抄録
植物微小管の動態や安定性を厳密に調べるためには、単一のチューブリンタンパク質のみを大量に精製し、in vitro再構成系を用いて解析する必要がある。生物活性を持つチューブリン二量体の形成には真核生物特有のフォールディング・コファクターが必要であり、大腸菌での大量発現系は使用できない。真核生物での発現・精製系の開発を目的に、本研究ではタバコ培養細胞BY-2におけるチューブリンタンパク質の大量発現系を構築し、組換えチューブリンの精製を試みた。

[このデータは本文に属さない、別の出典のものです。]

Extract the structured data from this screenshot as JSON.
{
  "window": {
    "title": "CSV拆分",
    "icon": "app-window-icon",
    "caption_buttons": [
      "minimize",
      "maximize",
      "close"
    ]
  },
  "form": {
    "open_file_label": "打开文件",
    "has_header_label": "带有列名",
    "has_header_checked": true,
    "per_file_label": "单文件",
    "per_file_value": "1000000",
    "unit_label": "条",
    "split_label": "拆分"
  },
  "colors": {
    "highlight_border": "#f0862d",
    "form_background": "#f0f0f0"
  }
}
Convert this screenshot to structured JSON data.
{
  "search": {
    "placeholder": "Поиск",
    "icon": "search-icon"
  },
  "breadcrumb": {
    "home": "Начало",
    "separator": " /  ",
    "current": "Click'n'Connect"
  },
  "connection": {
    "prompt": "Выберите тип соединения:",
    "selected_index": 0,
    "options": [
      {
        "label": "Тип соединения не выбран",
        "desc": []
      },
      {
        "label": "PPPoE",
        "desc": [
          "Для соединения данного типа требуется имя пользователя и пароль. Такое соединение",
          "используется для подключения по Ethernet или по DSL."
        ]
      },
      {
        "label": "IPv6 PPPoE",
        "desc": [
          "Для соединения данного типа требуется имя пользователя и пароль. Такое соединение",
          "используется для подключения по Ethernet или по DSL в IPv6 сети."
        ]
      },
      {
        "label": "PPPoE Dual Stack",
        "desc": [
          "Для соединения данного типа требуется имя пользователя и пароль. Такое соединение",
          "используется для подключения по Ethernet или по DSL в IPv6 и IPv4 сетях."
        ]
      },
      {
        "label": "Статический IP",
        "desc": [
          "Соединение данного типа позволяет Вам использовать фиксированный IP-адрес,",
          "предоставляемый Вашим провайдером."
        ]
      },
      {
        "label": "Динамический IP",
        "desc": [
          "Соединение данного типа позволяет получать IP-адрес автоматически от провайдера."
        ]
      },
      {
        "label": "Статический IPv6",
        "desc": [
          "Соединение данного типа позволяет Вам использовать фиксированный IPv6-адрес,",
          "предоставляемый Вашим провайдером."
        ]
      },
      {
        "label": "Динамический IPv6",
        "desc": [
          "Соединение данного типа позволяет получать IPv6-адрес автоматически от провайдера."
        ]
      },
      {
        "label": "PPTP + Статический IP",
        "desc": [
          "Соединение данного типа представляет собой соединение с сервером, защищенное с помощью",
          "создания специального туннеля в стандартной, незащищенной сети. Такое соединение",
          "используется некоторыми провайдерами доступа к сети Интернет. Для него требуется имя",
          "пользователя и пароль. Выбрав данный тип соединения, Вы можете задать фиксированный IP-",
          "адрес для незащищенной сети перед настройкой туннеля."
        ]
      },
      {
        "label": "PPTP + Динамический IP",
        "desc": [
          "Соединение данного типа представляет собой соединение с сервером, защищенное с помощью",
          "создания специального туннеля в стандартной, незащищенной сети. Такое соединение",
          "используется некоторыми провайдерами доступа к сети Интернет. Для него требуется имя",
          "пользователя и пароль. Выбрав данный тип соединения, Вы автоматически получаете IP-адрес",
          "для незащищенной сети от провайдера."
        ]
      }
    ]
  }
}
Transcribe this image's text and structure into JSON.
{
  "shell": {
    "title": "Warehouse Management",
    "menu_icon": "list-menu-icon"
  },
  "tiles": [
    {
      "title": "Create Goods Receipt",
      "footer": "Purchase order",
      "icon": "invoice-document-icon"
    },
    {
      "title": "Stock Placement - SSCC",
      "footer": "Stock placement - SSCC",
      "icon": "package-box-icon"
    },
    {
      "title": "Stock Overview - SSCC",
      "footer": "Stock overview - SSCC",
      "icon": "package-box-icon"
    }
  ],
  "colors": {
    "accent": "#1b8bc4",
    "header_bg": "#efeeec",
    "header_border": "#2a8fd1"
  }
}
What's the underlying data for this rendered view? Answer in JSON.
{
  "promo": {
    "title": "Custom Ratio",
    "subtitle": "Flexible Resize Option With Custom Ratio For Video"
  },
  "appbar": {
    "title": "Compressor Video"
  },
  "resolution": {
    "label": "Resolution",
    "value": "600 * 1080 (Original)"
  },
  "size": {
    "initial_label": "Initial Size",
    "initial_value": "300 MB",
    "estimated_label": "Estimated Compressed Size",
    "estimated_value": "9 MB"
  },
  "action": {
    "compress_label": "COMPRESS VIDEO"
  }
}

BY-2細胞を用いた組換えチューブリン発現系の構築のために、シロイヌナズナのΑチューブリンのC末端側にmycタグとHis6タグがタンデムに付いた融合チューブリンをCaMV35Sプロモーターを用いて強制発現させるベクターを構築し、アグロバクテリウムを用いてBY-2細胞を形質転換した。さらに、導入遺伝子の発現量の多い系統を選抜し、主にキレートアフィニティクロマトグラフィーを用いて、BY-2細胞の粗タンパク抽出液から組換えチューブリンを精製しようと検討を重ねている。
また、出芽酵母における植物チューブリンタンパク質の大量発現系の構築も行っている。シロイヌナズナのΑチューブリンとΒチューブリンとを別々の酵母発現用ベクターに組込み、出芽酵母に共発現させ、アフィニティクロマトグラフィーを用いた精製を試みる予定である。